Obtain the module’s JS file URLs from the store and inject them into the page by appending <script> tags to document.head.

Invoke the module’s global render function, e.g., window.mp.render_home('#containerId'), which creates the Vue instance and mounts it to the specified DOM element.

Lazy‑Loaded Common Modules

To avoid bundling large shared libraries into every module, common code is registered as a lazy‑loaded component using Webpack’s dynamic import() with webpackChunkName comments. This ensures the code is only fetched when needed.

Micro‑Frontend Module Build

Each module is built with a Webpack configuration that differs from the container in several ways:

Externalizing third‑party libraries (e.g., Vue) to prevent duplication.

Generating multiple entry points for each sub‑module.

Configuring deployment paths for different environments (localhost with ports for development, specific hosts for production).

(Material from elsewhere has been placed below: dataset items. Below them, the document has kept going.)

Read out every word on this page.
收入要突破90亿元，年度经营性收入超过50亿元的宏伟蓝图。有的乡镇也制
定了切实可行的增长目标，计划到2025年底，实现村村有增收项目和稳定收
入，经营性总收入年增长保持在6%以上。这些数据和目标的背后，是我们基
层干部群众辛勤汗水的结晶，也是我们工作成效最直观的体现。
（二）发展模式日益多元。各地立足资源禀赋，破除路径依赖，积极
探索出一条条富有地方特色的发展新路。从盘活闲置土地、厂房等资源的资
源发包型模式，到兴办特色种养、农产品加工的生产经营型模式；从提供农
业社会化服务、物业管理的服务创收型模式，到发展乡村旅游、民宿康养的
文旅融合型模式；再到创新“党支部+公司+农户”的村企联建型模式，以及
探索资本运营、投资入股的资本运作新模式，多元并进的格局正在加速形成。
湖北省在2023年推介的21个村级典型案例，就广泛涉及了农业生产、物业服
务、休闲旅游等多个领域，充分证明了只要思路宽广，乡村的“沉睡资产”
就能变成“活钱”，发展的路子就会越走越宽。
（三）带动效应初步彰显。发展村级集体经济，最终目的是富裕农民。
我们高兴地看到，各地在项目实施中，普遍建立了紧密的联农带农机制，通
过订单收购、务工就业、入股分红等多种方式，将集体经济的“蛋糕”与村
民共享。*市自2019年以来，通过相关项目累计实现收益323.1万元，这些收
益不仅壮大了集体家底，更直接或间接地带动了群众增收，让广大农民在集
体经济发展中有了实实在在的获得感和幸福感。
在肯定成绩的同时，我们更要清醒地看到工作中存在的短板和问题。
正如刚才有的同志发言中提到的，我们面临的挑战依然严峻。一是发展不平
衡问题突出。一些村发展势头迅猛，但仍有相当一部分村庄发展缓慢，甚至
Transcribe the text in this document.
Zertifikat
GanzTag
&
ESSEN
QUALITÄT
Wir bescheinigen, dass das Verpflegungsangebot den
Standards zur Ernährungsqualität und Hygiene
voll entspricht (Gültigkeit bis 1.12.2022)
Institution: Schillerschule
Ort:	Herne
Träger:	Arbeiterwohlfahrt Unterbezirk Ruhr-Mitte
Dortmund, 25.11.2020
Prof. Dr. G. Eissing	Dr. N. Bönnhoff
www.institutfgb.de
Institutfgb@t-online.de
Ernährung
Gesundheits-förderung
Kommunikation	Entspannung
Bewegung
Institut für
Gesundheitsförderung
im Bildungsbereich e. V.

Using webpack‑manifest‑plugin to automatically produce a manifest.json that lists all generated JS files.

Modules also expose a global function (e.g., window.mp.home_routes()) that returns their route configuration, allowing the container to integrate them seamlessly.

Entry Files and Development

Every sub‑module has its own entry file (similar to jobs/app.js) that wraps normal Vue initialization inside a global function so the container can trigger rendering after the script loads.

Benefits

The iQIYI team reports that this micro‑frontend framework leads to a smaller, tighter, and easier‑to‑maintain codebase, greater extensibility, and more autonomous teams. Future work includes further performance optimizations and enabling page‑level composition across different applications.